What if I don’t have buttermilk?
You can make a substitute by adding 2 teaspoons of lemon juice or white vinegar to a liquid measuring cup, then filling it with whole milk to the ⅔ cup line. Let it sit for 5 minutes before using.
Can I use a different type of chocolate?
This recipe is specifically for white chocolate, but you could substitute an equal amount of dark or milk chocolate chips if you prefer.
Why did my berries all sink to the bottom?
This is likely because they weren’t coated in flour first, or the batter was too thin. Ensuring your batter is thick and your berries are floured will help keep them suspended.

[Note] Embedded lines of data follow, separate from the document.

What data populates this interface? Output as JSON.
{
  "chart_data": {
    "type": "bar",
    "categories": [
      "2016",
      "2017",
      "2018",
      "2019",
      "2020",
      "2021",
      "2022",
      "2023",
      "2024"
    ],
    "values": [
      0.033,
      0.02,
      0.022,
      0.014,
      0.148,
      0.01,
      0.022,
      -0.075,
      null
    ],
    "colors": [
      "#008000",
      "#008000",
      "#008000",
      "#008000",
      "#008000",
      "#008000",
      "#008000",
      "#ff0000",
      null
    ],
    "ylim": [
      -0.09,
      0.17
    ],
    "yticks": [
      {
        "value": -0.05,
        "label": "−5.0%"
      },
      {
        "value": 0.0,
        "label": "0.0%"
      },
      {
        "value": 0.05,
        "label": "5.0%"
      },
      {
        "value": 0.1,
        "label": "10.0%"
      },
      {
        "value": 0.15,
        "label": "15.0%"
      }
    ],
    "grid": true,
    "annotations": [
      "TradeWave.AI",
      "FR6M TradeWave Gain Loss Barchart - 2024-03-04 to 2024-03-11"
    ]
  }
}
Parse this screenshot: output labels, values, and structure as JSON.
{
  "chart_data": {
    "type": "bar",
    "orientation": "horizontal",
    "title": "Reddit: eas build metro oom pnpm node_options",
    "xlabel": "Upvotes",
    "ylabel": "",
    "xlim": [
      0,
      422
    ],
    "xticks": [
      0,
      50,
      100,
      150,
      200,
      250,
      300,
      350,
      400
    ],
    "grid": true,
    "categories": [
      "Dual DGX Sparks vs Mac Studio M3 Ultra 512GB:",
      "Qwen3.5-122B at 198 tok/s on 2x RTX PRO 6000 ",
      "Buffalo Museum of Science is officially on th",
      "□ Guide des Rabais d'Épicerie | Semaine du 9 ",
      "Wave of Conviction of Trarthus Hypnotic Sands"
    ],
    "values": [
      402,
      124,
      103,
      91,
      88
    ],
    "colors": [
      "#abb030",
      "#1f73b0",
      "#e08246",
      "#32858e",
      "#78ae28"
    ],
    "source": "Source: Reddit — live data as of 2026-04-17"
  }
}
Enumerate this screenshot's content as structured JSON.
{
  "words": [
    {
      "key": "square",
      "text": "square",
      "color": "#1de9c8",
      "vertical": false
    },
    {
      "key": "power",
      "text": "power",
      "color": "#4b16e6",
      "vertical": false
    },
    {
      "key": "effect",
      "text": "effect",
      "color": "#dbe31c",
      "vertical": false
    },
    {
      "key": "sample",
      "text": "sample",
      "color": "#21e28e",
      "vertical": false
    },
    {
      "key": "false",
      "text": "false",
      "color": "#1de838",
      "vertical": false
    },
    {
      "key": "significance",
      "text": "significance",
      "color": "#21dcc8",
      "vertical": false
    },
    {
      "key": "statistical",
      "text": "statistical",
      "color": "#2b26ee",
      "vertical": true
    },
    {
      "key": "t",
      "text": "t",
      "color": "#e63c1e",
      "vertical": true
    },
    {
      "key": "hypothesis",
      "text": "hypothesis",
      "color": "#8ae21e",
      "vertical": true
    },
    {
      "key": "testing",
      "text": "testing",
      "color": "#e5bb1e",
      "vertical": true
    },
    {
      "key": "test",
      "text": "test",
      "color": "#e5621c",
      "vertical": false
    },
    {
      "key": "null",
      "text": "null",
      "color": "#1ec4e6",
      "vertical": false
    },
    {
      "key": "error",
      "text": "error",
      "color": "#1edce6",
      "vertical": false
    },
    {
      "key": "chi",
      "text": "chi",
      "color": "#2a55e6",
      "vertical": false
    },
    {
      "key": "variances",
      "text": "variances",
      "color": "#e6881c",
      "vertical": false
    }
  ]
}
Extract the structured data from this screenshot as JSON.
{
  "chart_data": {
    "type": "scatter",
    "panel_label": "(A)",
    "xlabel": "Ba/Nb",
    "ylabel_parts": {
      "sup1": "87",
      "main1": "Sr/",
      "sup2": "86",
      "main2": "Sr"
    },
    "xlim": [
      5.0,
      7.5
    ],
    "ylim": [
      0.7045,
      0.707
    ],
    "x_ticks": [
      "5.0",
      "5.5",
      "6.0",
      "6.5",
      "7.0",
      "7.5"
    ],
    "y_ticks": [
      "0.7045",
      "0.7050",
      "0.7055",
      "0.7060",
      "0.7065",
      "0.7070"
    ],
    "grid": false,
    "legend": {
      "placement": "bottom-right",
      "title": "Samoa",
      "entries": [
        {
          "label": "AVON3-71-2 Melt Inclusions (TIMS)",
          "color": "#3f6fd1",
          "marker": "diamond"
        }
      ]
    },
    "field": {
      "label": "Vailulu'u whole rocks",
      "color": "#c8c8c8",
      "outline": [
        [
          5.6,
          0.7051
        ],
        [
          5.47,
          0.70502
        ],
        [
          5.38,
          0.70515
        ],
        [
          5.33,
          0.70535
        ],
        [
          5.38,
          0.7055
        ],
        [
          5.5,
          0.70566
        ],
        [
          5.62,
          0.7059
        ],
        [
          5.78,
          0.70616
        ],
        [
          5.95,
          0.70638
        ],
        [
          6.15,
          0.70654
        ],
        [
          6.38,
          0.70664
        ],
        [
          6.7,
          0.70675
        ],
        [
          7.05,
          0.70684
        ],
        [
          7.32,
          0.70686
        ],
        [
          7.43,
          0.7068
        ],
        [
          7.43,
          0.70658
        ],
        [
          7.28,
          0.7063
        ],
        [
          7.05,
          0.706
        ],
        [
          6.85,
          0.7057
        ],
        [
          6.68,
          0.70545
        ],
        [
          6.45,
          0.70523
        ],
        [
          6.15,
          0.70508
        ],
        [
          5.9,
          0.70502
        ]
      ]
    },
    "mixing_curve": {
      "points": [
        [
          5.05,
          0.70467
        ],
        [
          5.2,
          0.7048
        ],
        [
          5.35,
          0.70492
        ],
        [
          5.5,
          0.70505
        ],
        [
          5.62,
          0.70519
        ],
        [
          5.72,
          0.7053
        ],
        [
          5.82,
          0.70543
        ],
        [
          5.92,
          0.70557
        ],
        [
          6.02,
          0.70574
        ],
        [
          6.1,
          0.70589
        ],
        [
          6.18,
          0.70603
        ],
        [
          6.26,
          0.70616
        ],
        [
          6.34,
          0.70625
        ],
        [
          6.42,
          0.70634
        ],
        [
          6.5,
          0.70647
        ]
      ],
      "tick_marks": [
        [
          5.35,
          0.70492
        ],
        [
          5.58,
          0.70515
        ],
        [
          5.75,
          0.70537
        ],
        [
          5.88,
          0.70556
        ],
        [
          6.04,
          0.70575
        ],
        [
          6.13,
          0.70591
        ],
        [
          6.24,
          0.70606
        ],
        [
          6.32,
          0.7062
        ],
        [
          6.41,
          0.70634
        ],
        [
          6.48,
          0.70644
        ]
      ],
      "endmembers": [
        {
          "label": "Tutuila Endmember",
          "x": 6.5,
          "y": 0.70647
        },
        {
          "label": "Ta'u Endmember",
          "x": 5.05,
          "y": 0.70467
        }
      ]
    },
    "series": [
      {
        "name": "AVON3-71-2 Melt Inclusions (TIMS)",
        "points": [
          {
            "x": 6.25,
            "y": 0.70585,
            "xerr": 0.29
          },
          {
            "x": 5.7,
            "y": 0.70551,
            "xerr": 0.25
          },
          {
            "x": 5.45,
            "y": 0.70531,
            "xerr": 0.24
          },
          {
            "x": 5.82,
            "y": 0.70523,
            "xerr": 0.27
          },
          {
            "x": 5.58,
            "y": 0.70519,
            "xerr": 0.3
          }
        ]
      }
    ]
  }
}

Can I make this as a loaf or cake?
Yes, you can bake it in a greased 9×5-inch loaf pan. The baking time will increase to 55-65 minutes. Check for doneness with a toothpick.
My muffin tops aren’t very domed. What happened?
This can be due to old baking powder, overmixing the batter, or the oven temperature being too low. Ensure your leavening is fresh and your oven is fully preheated.